Our faith is too safe.
In the Anglican Church of Canada, we still talk about Christianity being counter-cultural, yet in the same breath in discussing the daily life of the church, the advice heard most often is some variation on, “get with the times.” We don’t want to offend anyone. On doctrinal issues, there is similarly a drive to try and show how secular views are entirely in line with the Gospel message and that the Church must therefore catch up to what society has already come to accept.
This is not to say that there is an inherent conflict between society (Canadian or other) and Christianity. In any society, there will be elements which line up with God’s will and elements which do not. Indeed, in Canada, the fact that Christian ethics and morality were the norm among the people and leaders of the country for over a hundred years. Not so today, and many people love to spend time debating when that change happened, but the fundamentals remain and in many cases, human conceptions of justice, right and good still mirror God’s laws.
In many ways Anglican, and all Christian, theology is post traumatic theology, in that it is generated to respond to some particular kind of trauma or controversy. In modern Canada, that trauma is fear of offending secular logic and sensibilities.
It is ironically a very Canadian approach to desire to be inoffensive. Yet it is not Canadian to be squeamish. Nor is it Christian. In the Acts of the Apostles, boldness is what characterizes the Apostles and disciples of Christ, in contrast to their shame and meekness following his arrest.
We have freedom to practice our faith, and yet instead, out of fear, we seek to conform our faith to what is acceptable to secular society. St Paul once wrote, “Do not be conformed to this world, but be transformed by the renewal of your mind, that by testing you may discern what is the will of God, what is good and acceptable and perfect,” (Rm 12. 2). When you limit your faith you grace and love, it is easy. No one is going to be offended by that, especially when you do not use God’s definition of love, but your own or society’s. How could they? The problem is that Christ did not come only with love, he came with grace and truth. It was love and grace that allowed Christ to approach the Samaritan woman at the well in the Gospel of St John.
Had Christ come only in love, it would have been an affirmation of her adultery. If he had not come in love, he would have been Pharisaical in his rebuke of her sins. When we are too safe, it is not simply that our theology becomes stunted, but it risk being outright wrong!
The shootings in Charleston have been supplanted in social media by the recent decision by the United States Supreme Court which has paved the way for same-sex marriage across the United States. This ruling comes during the middle of the General Convention of the Episcopal Church of the United States, where the issue of same-sex marriage has already been on the agenda and generating significant debate. If you listen to many Christians, the ruling is certainly a trauma, and General Convention is sure to have some kind of response.

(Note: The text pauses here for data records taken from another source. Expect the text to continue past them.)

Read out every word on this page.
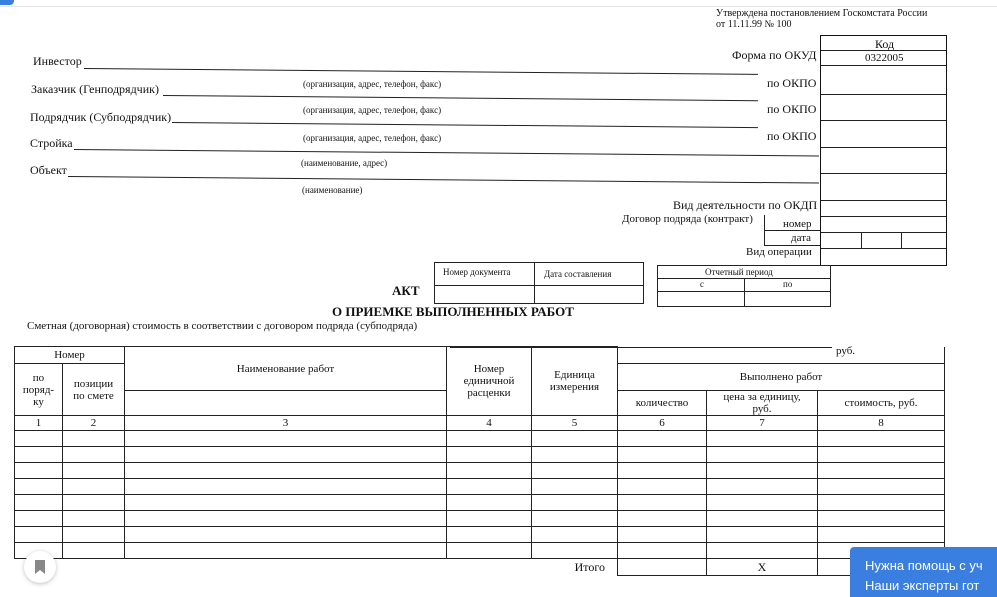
Утверждена постановлением Госкомстата России
от 11.11.99 № 100
Код
0322005
Форма по ОКУД
по ОКПО
по ОКПО
по ОКПО
Вид деятельности по ОКДП
Договор подряда (контракт)	номер
дата
Вид операции
Инвестор
(организация, адрес, телефон, факс)
Заказчик (Генподрядчик)
(организация, адрес, телефон, факс)
Подрядчик (Субподрядчик)
(организация, адрес, телефон, факс)
Стройка
(наименование, адрес)
Объект
(наименование)
Номер документа	Дата составления	Отчетный период
с	по
АКТ
О ПРИЕМКЕ ВЫПОЛНЕННЫХ РАБОТ
Сметная (договорная) стоимость в соответствии с договором подряда (субподряда)
руб.
Номер		Наименование работ	Номер единичной расценки	Единица измерения			
по поряд-ку	позиции по смете				Выполнено работ		
					количество	цена за единицу, руб.	стоимость, руб.
1	2	3	4	5	6	7	8

Итого						X		Нужна помощь с уч
Наши эксперты гот
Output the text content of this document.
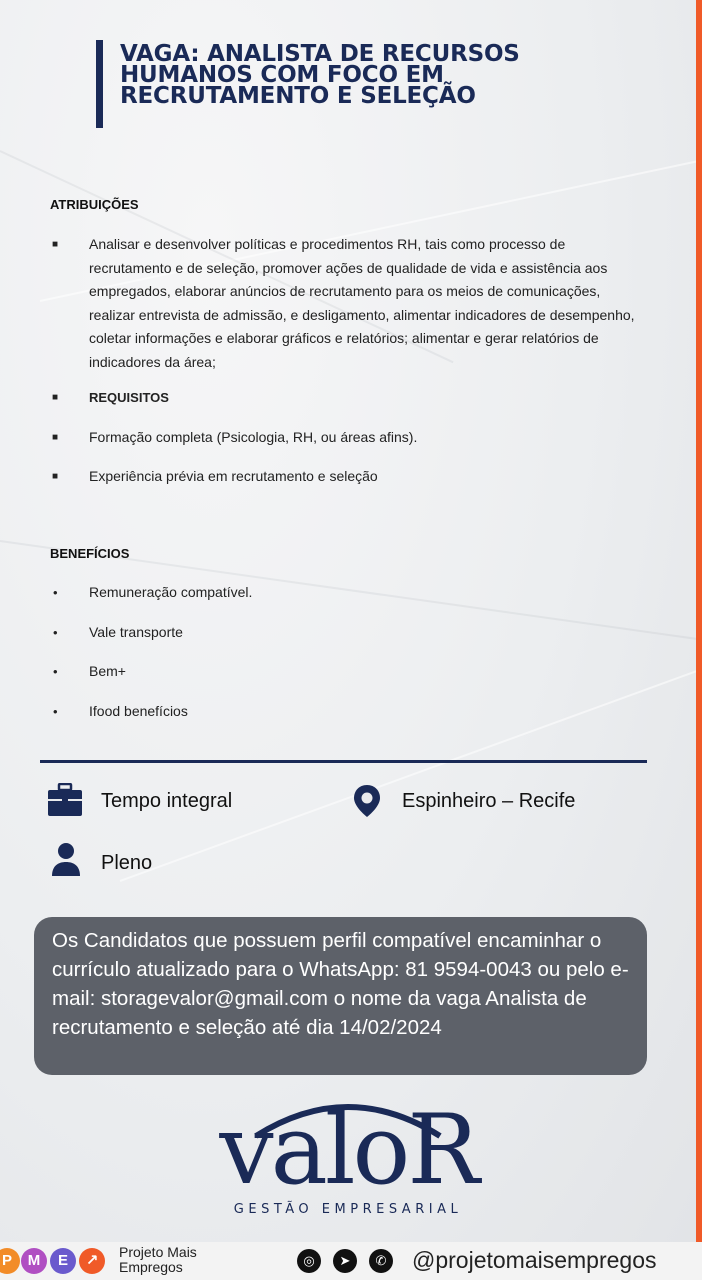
VAGA: ANALISTA DE RECURSOS HUMANOS COM FOCO EM RECRUTAMENTO E SELEÇÃO
ATRIBUIÇÕES
■ Analisar e desenvolver políticas e procedimentos RH, tais como processo de recrutamento e de seleção, promover ações de qualidade de vida e assistência aos empregados, elaborar anúncios de recrutamento para os meios de comunicações, realizar entrevista de admissão, e desligamento, alimentar indicadores de desempenho, coletar informações e elaborar gráficos e relatórios; alimentar e gerar relatórios de indicadores da área;
■ REQUISITOS
■ Formação completa (Psicologia, RH, ou áreas afins).
■ Experiência prévia em recrutamento e seleção
BENEFÍCIOS
• Remuneração compatível.
• Vale transporte
• Bem+
• Ifood benefícios
Tempo integral	Espinheiro – Recife
Pleno
Os Candidatos que possuem perfil compatível encaminhar o currículo atualizado para o WhatsApp: 81 9594-0043 ou pelo e-mail: storagevalor@gmail.com o nome da vaga Analista de recrutamento e seleção até dia 14/02/2024
valoR
GESTÃO EMPRESARIAL
P	M	E	↗	Projeto Mais Empregos	◎	➤	✆ @projetomaisempregos
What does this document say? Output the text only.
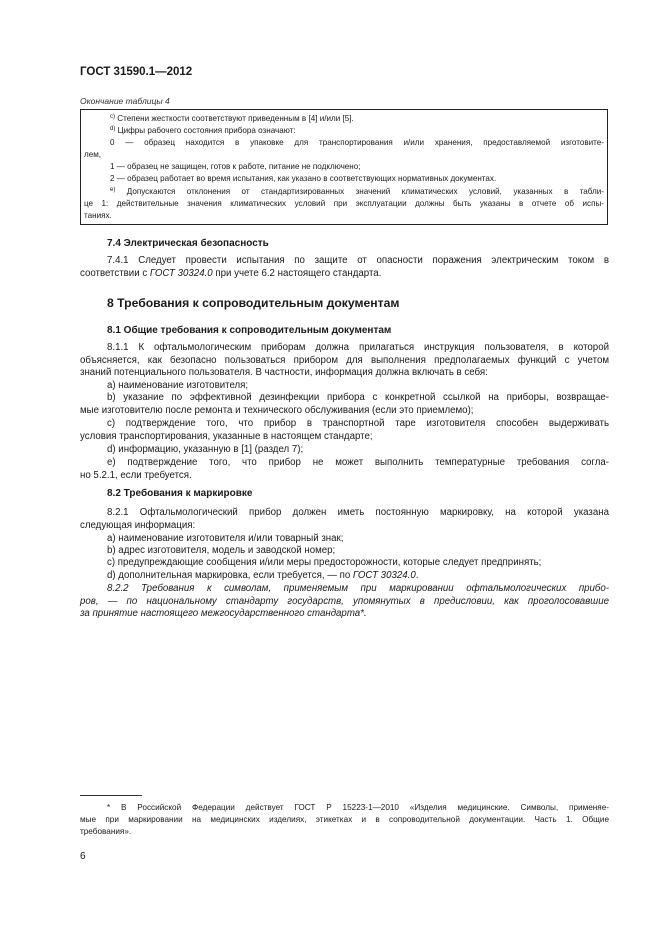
ГОСТ 31590.1—2012
Окончание таблицы 4
$^{c)}$ Степени жесткости соответствуют приведенным в [4] и/или [5].
$^{d)}$ Цифры рабочего состояния прибора означают:
0 — образец находится в упаковке для транспортирования и/или хранения, предоставляемой изготовите-
лем,
1 — образец не защищен, готов к работе, питание не подключено;
2 — образец работает во время испытания, как указано в соответствующих нормативных документах.
$^{e)}$ Допускаются отклонения от стандартизированных значений климатических условий, указанных в табли-
це 1: действительные значения климатических условий при эксплуатации должны быть указаны в отчете об испы-
таниях.
7.4 Электрическая безопасность
7.4.1 Следует провести испытания по защите от опасности поражения электрическим током в
соответствии с ГОСТ 30324.0 при учете 6.2 настоящего стандарта.
8 Требования к сопроводительным документам
8.1 Общие требования к сопроводительным документам
8.1.1 К офтальмологическим приборам должна прилагаться инструкция пользователя, в которой
объясняется, как безопасно пользоваться прибором для выполнения предполагаемых функций с учетом
знаний потенциального пользователя. В частности, информация должна включать в себя:
a) наименование изготовителя;
b) указание по эффективной дезинфекции прибора с конкретной ссылкой на приборы, возвращае-
мые изготовителю после ремонта и технического обслуживания (если это приемлемо);
c) подтверждение того, что прибор в транспортной таре изготовителя способен выдерживать
условия транспортирования, указанные в настоящем стандарте;
d) информацию, указанную в [1] (раздел 7);
e) подтверждение того, что прибор не может выполнить температурные требования согла-
но 5.2.1, если требуется.
8.2 Требования к маркировке
8.2.1 Офтальмологический прибор должен иметь постоянную маркировку, на которой указана
следующая информация:
a) наименование изготовителя и/или товарный знак;
b) адрес изготовителя, модель и заводской номер;
c) предупреждающие сообщения и/или меры предосторожности, которые следует предпринять;
d) дополнительная маркировка, если требуется, — по ГОСТ 30324.0.
8.2.2 Требования к символам, применяемым при маркировании офтальмологических прибо-
ров, — по национальному стандарту государств, упомянутых в предисловии, как проголосовавшие
за принятие настоящего межгосударственного стандарта*.
* В Российской Федерации действует ГОСТ Р 15223-1—2010 «Изделия медицинские. Символы, применяе-
мые при маркировании на медицинских изделиях, этикетках и в сопроводительной документации. Часть 1. Общие
требования».
6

The question now is whether or not General Convention will seek to play it safe and appeal to secular society, or whether they will act boldly with grace and truth in emulation of Christ. The pressure to conform ourselves to the world is strong. The pressure to have a safe faith is strong. If the inspiration of Christ and the Apostles is insufficient, we in the West ought to look to our brothers and sisters in Christ in the many places throughout the world where persecution does not mean the potential risk of ridicule or social ostracization, but rather death.
In as much as we seek to learn the circumstances of our brothers and sisters who face persecution, we must similarly seek to learn the example of how, regardless of personal safety, they choose to practice their faith boldly.